Die Gemeinde Heilig Kreuz zu Weingarten
im Spiegel der Kirchenbücher des 18. Jahrhunderts
Von Friederike Kuhl


Die Lebensdaten der Gemeinde im 18. Jahrhundert - eine Vitalstatistik
a) Anlaß und Ziel der Arbeit
b) Die Kirchenbücher
c) Zeitraum und Methode der Untersuchung
d) Mortalitätsmaxima 1730 und 1734
e) Die Pocken, der Österreichische Erbfolgekrieg, Flecktyphus und Überschwemmung, die Mortalitätsmaxima 1739-1749
f) Der Siebenjährige Krieg und Naturkatastrophen
g) Das letzte Jahrzehnt im 18. Jahrhundert, die Franzosenzeit
h) Zusammenfassung der Ergebnisse


h) Zusammenfassung der Ergebnisse


Abschließend läßt sich über die Untersuchungen an der Vitalstatistik folgendes sagen:

  1. Der Zehnjahresdurchschnittswert der Taufen sinkt von 1730 bis 1800 fast kontinuierlich von 15,2 auf 10,3; nur in den 20 Jahren von 1760 bis 1780 ist ein leichter Anstieg von 12,1 auf 12,7 zu beobachten, gefolgt von einem steileren Abfall im nächsten Jahrzehnt.
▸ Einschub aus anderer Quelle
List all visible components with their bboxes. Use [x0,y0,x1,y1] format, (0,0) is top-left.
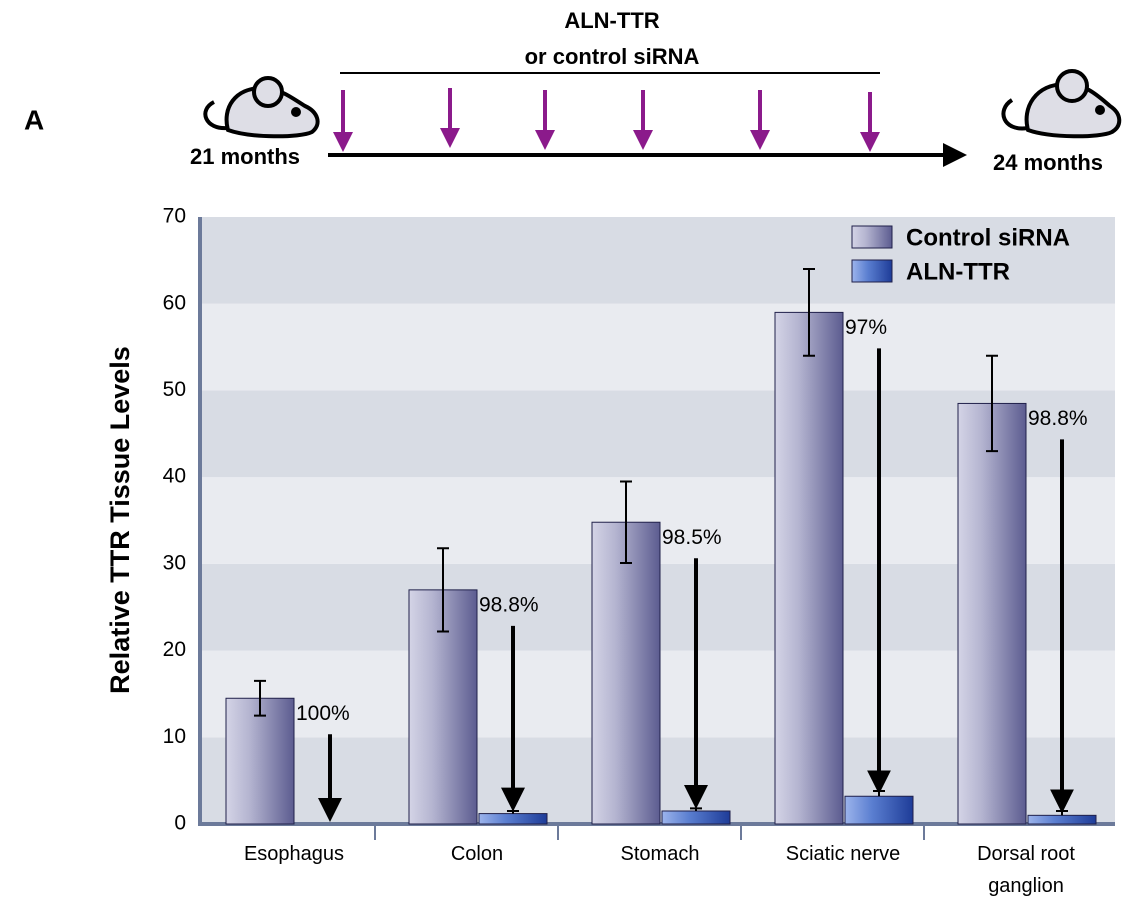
bar [845,796,913,824]
bar [1028,815,1096,824]
y-tick-label: 10 [163,725,186,748]
end-label: 24 months [993,150,1103,175]
bar [662,811,730,824]
y-tick-label: 30 [163,551,186,574]
legend-label: ALN-TTR [906,258,1010,285]
annotation: 100% [296,702,350,725]
bar [958,403,1026,824]
start-label: 21 months [190,144,300,169]
panel-label: A [24,104,44,135]
y-tick-label: 60 [163,291,186,314]
bar [479,814,547,824]
annotation: 97% [845,316,887,339]
bar [592,522,660,824]
x-tick-label: Colon [417,838,537,870]
legend-label: Control siRNA [906,224,1070,251]
x-tick-label: Dorsal root ganglion [966,838,1086,902]
dose-arrows [343,88,870,142]
y-tick-label: 20 [163,638,186,661]
y-tick-label: 70 [163,205,186,228]
treatment-label: or control siRNA [525,44,700,69]
bar [775,312,843,824]
y-tick-label: 40 [163,465,186,488]
bar [226,698,294,824]
y-tick-label: 50 [163,378,186,401]
legend-swatch [852,226,892,248]
annotation: 98.5% [662,526,722,549]
chart: A ALN-TTR or control siRNA 21 months 24 … [0,0,1122,902]
annotation: 98.8% [479,593,539,616]
y-tick-label: 0 [174,812,186,835]
mouse-icon [1003,71,1119,136]
treatment-label: ALN-TTR [564,8,659,33]
mouse-icon [205,78,317,136]
legend-swatch [852,260,892,282]
y-axis-label: Relative TTR Tissue Levels [105,346,135,694]
page: {"panel_label": "A", "schematic": {"trea… [0,0,1122,902]
x-tick-label: Stomach [600,838,720,870]
x-tick-label: Sciatic nerve [783,838,903,870]
stripe [200,304,1115,391]
annotation: 98.8% [1028,407,1088,430]
x-tick-label: Esophagus [234,838,354,870]
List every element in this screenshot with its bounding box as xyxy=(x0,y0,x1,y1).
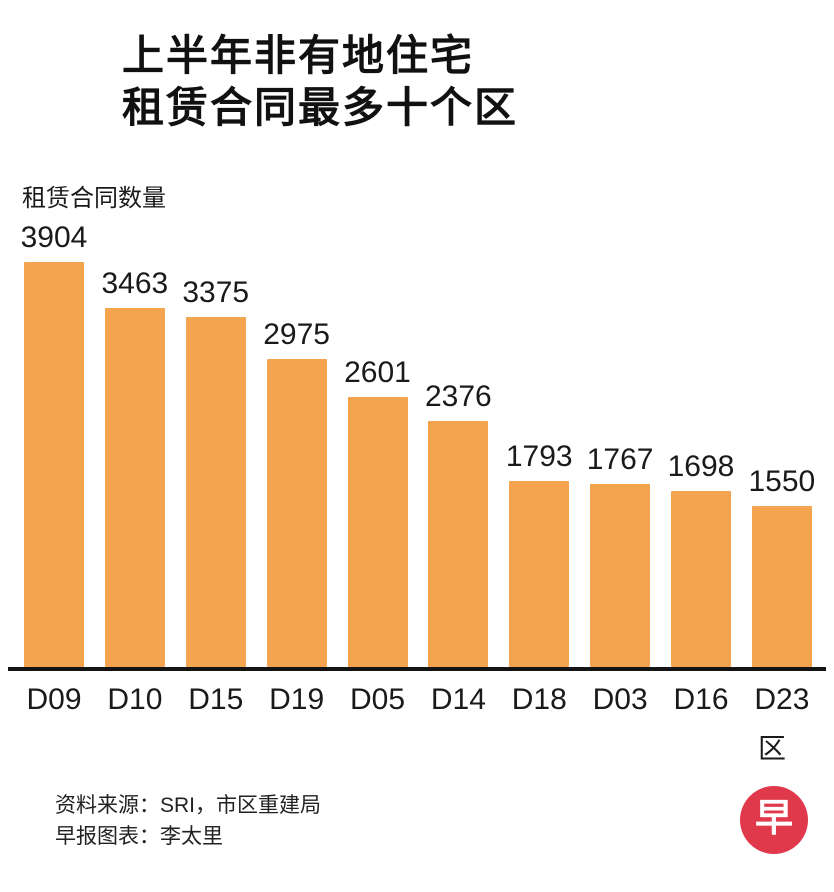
category-label: D16 xyxy=(673,683,729,717)
bar xyxy=(590,484,651,668)
category-label: D09 xyxy=(26,683,82,717)
bar-value-label: 1793 xyxy=(505,440,573,474)
bar xyxy=(104,308,165,668)
chart-title-line2: 租赁合同最多十个区 xyxy=(122,84,519,132)
bar xyxy=(509,481,570,668)
bar-group: 1698 xyxy=(668,450,734,668)
chart-title: 上半年非有地住宅 租赁合同最多十个区 xyxy=(122,30,834,134)
bar xyxy=(751,506,812,668)
x-axis-label: 区 xyxy=(757,733,786,765)
footer: 资料来源：SRI，市区重建局 早报图表：李太里 xyxy=(55,791,321,852)
zaobao-logo: 早 xyxy=(740,786,808,854)
category-label: D05 xyxy=(349,683,406,717)
bar-value-label: 3375 xyxy=(182,276,250,310)
bar-group: 1767 xyxy=(587,443,654,668)
source-text: 资料来源：SRI，市区重建局 xyxy=(55,794,322,818)
bar-chart: 3904 3463 3375 2975 2601 2376 1793 1767 1698 1550… xyxy=(8,221,826,767)
bar-group: 1793 xyxy=(506,440,573,668)
bar-group: 2376 xyxy=(425,380,492,668)
bar xyxy=(185,317,246,668)
category-label: D19 xyxy=(269,683,325,717)
bar xyxy=(428,421,489,668)
bar xyxy=(24,262,84,668)
bar-group: 3463 xyxy=(102,267,168,668)
bar-value-label: 1698 xyxy=(667,450,735,484)
bar-value-label: 1767 xyxy=(586,443,654,477)
bar-value-label: 1550 xyxy=(748,465,816,499)
category-label: D18 xyxy=(511,683,567,717)
bar xyxy=(347,397,408,668)
bar xyxy=(266,359,327,668)
category-label: D10 xyxy=(107,683,163,717)
zaobao-logo-char: 早 xyxy=(754,798,793,840)
category-label: D03 xyxy=(592,683,648,717)
bar-value-label: 2975 xyxy=(263,318,330,352)
bar-group: 1550 xyxy=(749,465,815,668)
category-label: D15 xyxy=(188,683,244,717)
bar-group: 2975 xyxy=(263,318,330,668)
category-label: D14 xyxy=(430,683,486,717)
chart-title-line1: 上半年非有地住宅 xyxy=(122,32,475,79)
bar-group: 3375 xyxy=(182,276,249,668)
y-axis-label: 租赁合同数量 xyxy=(22,185,166,213)
bar-value-label: 3904 xyxy=(20,221,88,255)
bar-value-label: 2601 xyxy=(344,356,411,390)
categories-row: D09 D10 D15 D19 D05 D14 D18 D03 D16 D23 xyxy=(8,683,826,717)
bar xyxy=(671,491,731,668)
category-label: D23 xyxy=(754,683,810,717)
bars-row: 3904 3463 3375 2975 2601 2376 1793 1767 1698 1550 xyxy=(8,221,826,672)
credit-text: 早报图表：李太里 xyxy=(55,824,223,848)
bar-value-label: 2376 xyxy=(425,380,492,414)
bar-group: 2601 xyxy=(344,356,411,668)
bar-value-label: 3463 xyxy=(101,267,169,301)
bar-group: 3904 xyxy=(21,221,87,668)
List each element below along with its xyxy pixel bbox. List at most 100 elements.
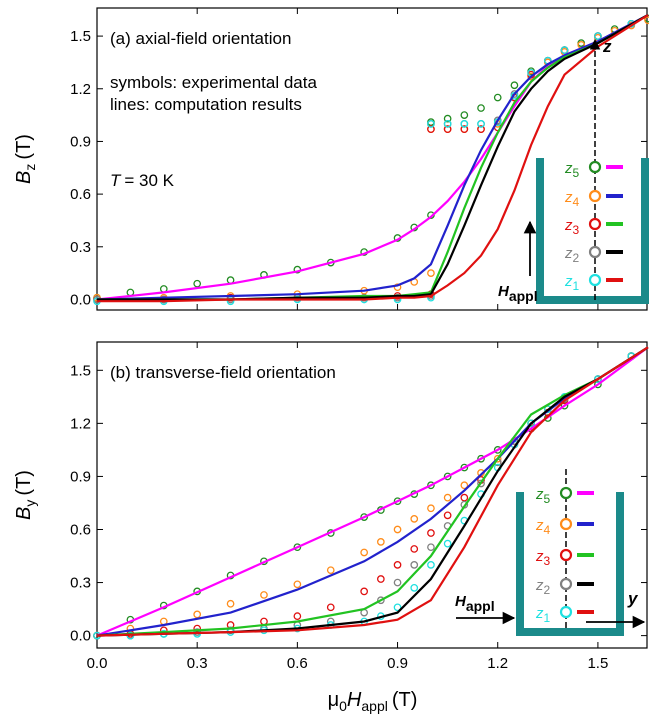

Der Verlust beträgt 32 % in 70 Jahren.

  2. Die Zahl der Begräbnisse nimmt im Verlauf desselben Zeitraumes um 8,5 % ab, sie sinkt von 11,9 auf 10,9.

  3. Die durchschnittliche Zahl der Eheschließungen geht von 4,4, nach der Überwindung des Tiefpunktes von 1,8 in dem Jahrzehnt von 1780 bis 1790, auf 3,6 zurück.

Alle drei Zehnjahreskurven haben am Ende des Jahrhunderts also einen niedrigeren Stand als zu Beginn des untersuchten Zeitraumes. Die vorhandenen Unterlagen lassen es nicht zu, eindeutig auf eine Abnahme der Bevölkerungszahl zu schließen. Denn wenn man eine durchschnittliche Geburtenzahl je 100 Einwohner zugrunde legen würde, so wäre sie für Krisenzeiten, in denen sich die Gemeinde vor allem am Ende des Jahrhunderts zweifellos befand, auch kein sicherer Maßstab. Ein Rückgang der Bevölkerungszahl ist aber wohl eher anzunehmen als das Gegenteil.

Die Mortalitätskurve zeigt in den einzelnen Jahren sehr starke Schwankungen und übersteigt mehrfach die Kurve der Taufen. Es konnte nachgewiesen werden, daß die Maxima zurückzuführen sind auf:

  1. Seuchen: Pocken und Infektionen durch fremde Truppen -1730, 1734, 1743

  2. Krieg, Hunger: ständig wechselnde Besatzungen mit hohen Forderungen jeder Art, was die Lebensgrundlage der Bevölkerung stark in Mitleidenschaft zog 1741, 1743, 1760/61, 1795/97

  3. Naturkatastrophen, Hunger: Trockenheit, Überschwemmungen, Fischsterben, Viehseuche 1762, 1795, 1797

  4. Das Zusammentreffen mehrerer Negativfaktoren führte zu besonders hoher Sterblichkeit: 1743, 1758/62, 1795/97.

Am Ende des Jahrhunderts überschneidet die Zehnjahresdurchschnittskurve der Begräbnisse die der Taufen, ein auffallender und alarmierender Befund in einer Vitalstatistik.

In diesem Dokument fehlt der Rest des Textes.